La Terre qui hurle quand le forage anthropique atteint ses boyaux : tel est l’extraordinaire récit que raconte Conan Doyle en 1928 dans L’Homme qui fit hurler le monde, une nouvelle à laquelle Jussi Parikka prête, à juste titre, son oreille attentive. Aurions-nous rendu le chant du monde ou le chant de la Terre obscènes ? Anthrobscènes ? Seraient-ils devenu un cri déchirant ? Et si oui, qui, quel média pourra, saura le faire entendre dans toute sa bouleversante puissance ? Pour quelle écopolitique à venir ?


[1]. Voir Jussi Parikka, Insect Media. An Archaeology of Animals and Technology, Minneapolis, University of Minnesota Press, 2010 ; et Digital Contagions. A Media Archaeology of Computer Viruses, New York, Peter Lang, 2016, p. 224.

[2]. Bruce Sterling, « The DEAD MEDIA Project : A Modest Proposal and a Public Appeal », deadmedia.org. Ce manifeste de 1995 appelait de ses vœux « un guide pratique du naturaliste pour la paléontologie des communications » (a naturalist’s field guide for the communications paleontologist).

[3]. La traduction anglaise de l’ouvrage de Zielinski, Deep Time of the Media, est une référence récurrente dans « L’Anthrobscène », tandis que Mal d’archive de Derrida se voit attribuer une « place centrale » dans « Vestiges dispersés » (où l’on trouve également la citation de Wolfgang Ernst sur le télégraphe comme appareil numérique).

[4]. En généralisant le concept de « voirie du visible » que j’ai proposé ailleurs (voir Peter Szendy, Le Supermarché du visible, Paris, Minuit, 2017, p. 72).

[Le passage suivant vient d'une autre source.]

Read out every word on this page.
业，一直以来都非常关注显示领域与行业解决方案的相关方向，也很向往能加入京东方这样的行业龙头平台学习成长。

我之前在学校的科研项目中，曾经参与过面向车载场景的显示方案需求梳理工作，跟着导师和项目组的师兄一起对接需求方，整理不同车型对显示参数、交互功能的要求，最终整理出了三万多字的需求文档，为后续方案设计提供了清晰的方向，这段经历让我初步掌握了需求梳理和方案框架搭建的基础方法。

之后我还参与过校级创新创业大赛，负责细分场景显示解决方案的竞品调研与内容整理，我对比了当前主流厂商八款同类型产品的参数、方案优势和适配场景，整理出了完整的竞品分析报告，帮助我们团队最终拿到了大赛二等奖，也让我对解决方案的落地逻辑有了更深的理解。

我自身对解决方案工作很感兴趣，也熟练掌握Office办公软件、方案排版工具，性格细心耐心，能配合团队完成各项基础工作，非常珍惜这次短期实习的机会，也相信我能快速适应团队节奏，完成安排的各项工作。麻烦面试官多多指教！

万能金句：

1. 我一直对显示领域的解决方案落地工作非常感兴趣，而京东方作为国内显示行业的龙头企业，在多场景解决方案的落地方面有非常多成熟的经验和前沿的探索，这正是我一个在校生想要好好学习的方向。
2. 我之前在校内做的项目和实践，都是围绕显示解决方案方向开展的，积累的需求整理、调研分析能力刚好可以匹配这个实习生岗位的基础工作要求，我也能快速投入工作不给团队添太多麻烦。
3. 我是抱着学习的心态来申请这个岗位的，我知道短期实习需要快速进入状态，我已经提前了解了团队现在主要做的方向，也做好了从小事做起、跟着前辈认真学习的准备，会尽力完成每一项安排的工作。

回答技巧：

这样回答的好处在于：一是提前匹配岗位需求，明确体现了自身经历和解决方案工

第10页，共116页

[5]. Robert Smithson, « A Sedimentation of the Mind : Earth Projects (1968) », dans The Collected Writings, Berkeley et Los Angeles, University of California Press, 1996, p. 100 (ma traduction). La référence à ce texte de Smithson revient plusieurs dans Jussi Parikka, A Geology of Media, Minneapolis, University of Minnesota Press, 2015, notamment p. 5 et p. 66.

[6]. John Durham Peters, The Marvelous Clouds. Toward a Philosophy of Elemental Media, Chicago, The University of Chicago Press, 2015.

[7]. Jacques Derrida, « Biodegradables. Seven Diary Fragments », traduction anglaise de Peggy Kamuf, Critical Inquiry, vol. 15, n° 4, 1989, p. 815. Je retraduis à partir de la traduction anglaise, la version française de ce texte n’ayant pas encore été publiée, à ma connaissance.

[8]. « Que serait un écosystème pour des discours », what would an ecosystem be for discourses ?, se demandait encore Derrida (« Biodegradables », p. 828).

[9]. D. H. Lawrence, « Pornography and Obscenity » (1929), dans Late Essays and Articles, Cambridge, Cambridge University Press, 2004, p. 236. Je cite le traité de Varron, De la langue latine, dans la traduction française parue sous la direction de M. Nisard (Paris, Garnier frères, 1850, p. 538).

[10]. Uguccione da Pisa, Derivationes, édition critique sous la direction de Enzo Cecchini et al., II, Florence, Edizioni del Galluzzo, 2004, p. 216.